Skip to content

Assisting district authorities to improve access to water and sanitation in rural Tanzania

Access to water and sanitation in rural areas calls for more than a technical fix. Policymakers nowadays increasingly abhor the notion that top-down approaches that downplay local authorities may ever work. We at EScGD have come to the same conclusion after almost a decade of close work with rural District Water Departments in Tanzania.

The district of Same in the Kilimanjaro Region encapsulates a good number of the obstacles to safe water and sanitation in Tanzania. The area became the target of the pilot phase of the Rural Water Supply and Sanitation Program, an intervention by the Tanzanian government that stretched from 2002 through 2008. The pilot program was meant to address long-standing barriers to access – e.g. a dearth of water points, non-functional pumps installed in previous programs, or weaknesses in local capacities for management. The District Water Department was deemed crucial. Local authorities were assisted in this regard by the Spanish NGO Ingeniería Sin Fronteras ApD (ISF-ApD), which implemented a parallel scheme intended to tackle poor sustainability, a chief deficiency of erstwhile interventions.




Thus, our first study characterized the status of water points across the district of Same. The exercise was carried out twice, first as a baseline study by the end of 2006, and subsequently again in July 2009. The second exercise also included the Kigoma and Kibondo Rural districts, up to a total of 3,363 water points. By contrast with conventional approaches to Water Point Mapping, we also measured the usual parameters but also included water quality and year-round functionality – an approach later replicated in Kenya. The analysis provided solid evidence to the hypothesis that functionality rates decrease dramatically over time, and that the service delivery approach underlying past interventions is not particularly helpful for sustainability. Equally interesting, the study also underscored that the existing capacities in the communities substantially shaped long-term sustainability. As a result, ISF-ApD and EScGD pioneered the introduction of an innovative solution, Water and Sanitation Unit Support, comprising members of nine departments, as a strategy to improve community management.
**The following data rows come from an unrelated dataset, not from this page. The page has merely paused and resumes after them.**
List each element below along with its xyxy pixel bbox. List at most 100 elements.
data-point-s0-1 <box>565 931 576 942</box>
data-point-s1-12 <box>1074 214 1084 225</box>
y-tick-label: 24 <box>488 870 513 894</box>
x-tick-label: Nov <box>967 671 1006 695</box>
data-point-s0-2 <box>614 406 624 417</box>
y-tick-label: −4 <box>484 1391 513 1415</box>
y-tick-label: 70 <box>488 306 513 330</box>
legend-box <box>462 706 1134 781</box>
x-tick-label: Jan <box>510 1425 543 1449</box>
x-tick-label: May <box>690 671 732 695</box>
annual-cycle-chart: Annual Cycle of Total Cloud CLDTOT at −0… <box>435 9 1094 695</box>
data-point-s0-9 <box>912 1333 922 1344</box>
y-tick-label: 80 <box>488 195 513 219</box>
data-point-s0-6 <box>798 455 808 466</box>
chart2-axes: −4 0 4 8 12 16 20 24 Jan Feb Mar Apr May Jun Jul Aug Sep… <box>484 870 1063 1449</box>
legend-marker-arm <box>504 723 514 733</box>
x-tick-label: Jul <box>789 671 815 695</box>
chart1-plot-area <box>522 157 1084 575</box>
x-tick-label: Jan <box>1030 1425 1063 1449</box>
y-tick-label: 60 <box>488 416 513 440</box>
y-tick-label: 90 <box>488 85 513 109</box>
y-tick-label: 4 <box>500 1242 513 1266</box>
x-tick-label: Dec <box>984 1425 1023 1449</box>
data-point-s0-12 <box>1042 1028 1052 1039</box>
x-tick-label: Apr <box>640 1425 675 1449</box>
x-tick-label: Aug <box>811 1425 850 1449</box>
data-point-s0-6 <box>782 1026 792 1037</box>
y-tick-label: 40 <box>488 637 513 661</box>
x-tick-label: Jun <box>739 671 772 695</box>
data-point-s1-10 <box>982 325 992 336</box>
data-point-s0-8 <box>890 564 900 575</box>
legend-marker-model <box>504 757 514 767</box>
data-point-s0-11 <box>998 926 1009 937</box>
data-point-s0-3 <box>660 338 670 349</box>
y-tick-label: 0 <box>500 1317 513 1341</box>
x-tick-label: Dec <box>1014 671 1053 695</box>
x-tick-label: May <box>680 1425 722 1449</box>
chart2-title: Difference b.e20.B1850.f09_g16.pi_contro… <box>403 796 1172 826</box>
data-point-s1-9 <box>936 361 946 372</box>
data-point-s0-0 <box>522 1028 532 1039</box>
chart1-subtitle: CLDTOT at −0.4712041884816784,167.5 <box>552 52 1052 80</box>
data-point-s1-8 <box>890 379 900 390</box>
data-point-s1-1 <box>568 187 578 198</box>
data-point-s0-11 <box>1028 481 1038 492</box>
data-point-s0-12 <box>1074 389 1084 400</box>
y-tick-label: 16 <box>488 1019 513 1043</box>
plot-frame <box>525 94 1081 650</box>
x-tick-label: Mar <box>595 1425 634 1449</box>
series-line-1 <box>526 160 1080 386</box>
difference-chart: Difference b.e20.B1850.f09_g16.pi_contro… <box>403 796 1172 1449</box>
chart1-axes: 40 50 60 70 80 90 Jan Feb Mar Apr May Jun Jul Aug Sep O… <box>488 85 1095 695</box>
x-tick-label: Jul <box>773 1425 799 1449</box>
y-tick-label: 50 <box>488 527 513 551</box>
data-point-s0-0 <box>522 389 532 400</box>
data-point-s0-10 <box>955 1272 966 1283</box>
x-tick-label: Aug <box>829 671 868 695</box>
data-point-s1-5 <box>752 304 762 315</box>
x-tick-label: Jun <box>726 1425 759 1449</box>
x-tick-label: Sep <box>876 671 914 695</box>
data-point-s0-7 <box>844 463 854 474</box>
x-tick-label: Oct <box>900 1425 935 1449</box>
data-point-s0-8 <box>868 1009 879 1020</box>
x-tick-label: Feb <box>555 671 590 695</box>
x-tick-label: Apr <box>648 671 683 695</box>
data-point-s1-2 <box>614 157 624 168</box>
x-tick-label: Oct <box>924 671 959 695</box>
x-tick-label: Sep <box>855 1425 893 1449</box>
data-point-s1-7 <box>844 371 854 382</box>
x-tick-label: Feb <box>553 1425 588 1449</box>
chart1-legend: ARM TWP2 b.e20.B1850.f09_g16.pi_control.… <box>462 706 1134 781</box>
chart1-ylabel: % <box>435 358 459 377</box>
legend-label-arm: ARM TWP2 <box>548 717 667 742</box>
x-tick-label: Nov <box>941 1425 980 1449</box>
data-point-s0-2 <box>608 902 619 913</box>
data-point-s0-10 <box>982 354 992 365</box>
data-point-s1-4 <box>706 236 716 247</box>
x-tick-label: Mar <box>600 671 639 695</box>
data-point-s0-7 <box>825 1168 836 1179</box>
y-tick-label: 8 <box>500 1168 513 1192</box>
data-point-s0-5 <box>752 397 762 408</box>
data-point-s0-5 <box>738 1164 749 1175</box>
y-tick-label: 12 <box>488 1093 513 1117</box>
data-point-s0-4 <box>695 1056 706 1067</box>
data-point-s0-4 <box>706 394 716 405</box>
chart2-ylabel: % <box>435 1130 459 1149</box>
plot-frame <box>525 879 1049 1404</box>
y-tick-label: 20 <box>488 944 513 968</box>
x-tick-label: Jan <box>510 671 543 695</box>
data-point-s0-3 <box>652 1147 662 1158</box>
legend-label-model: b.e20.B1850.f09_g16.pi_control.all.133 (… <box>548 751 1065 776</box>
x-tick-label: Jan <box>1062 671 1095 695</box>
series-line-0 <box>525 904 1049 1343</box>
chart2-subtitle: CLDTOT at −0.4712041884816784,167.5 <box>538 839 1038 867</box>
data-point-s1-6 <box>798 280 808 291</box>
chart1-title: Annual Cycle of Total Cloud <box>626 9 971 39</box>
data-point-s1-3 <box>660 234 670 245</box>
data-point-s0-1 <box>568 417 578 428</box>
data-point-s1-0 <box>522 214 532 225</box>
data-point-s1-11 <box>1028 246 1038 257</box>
Our research over the years has also highlighted the relevance of the sociopolitical dimension. The Alejandro Jiménez’s doctoral dissertation in 2010 surfaced how policy incoherence, technical weaknesses in implementation and political influences undermined an allocation of resources based upon considerations of low coverage. Thereby, for instance, those communities that contributed more cash were prioritized. Such evidences connected with a parallel research stream that unveiled that only one third of development funds for water and sanitation actually went to the villages. To tackle those shortcomings, EScGD assisted in the elaboration of a new district plan premised upon needs rather than upon demands.

We do not call however for a neglect of technical analyses. In fact, by examining conventional aspects such as quality – i.e. colony-forming units – and type of technology, we have established that governmental figures for coverage in Tanzania are systematically overestimated. Thus, when quality and seasonality were factored in, coverage fell by 40% on average. If only because of that, more comprehensive methodologies for Water Point Mapping need be adopted – at a cost of only 20 dollars per water point. The charm of technical fixes, nevertheless, cannot obscure the relevance of the policy aspects, particularly at the local level.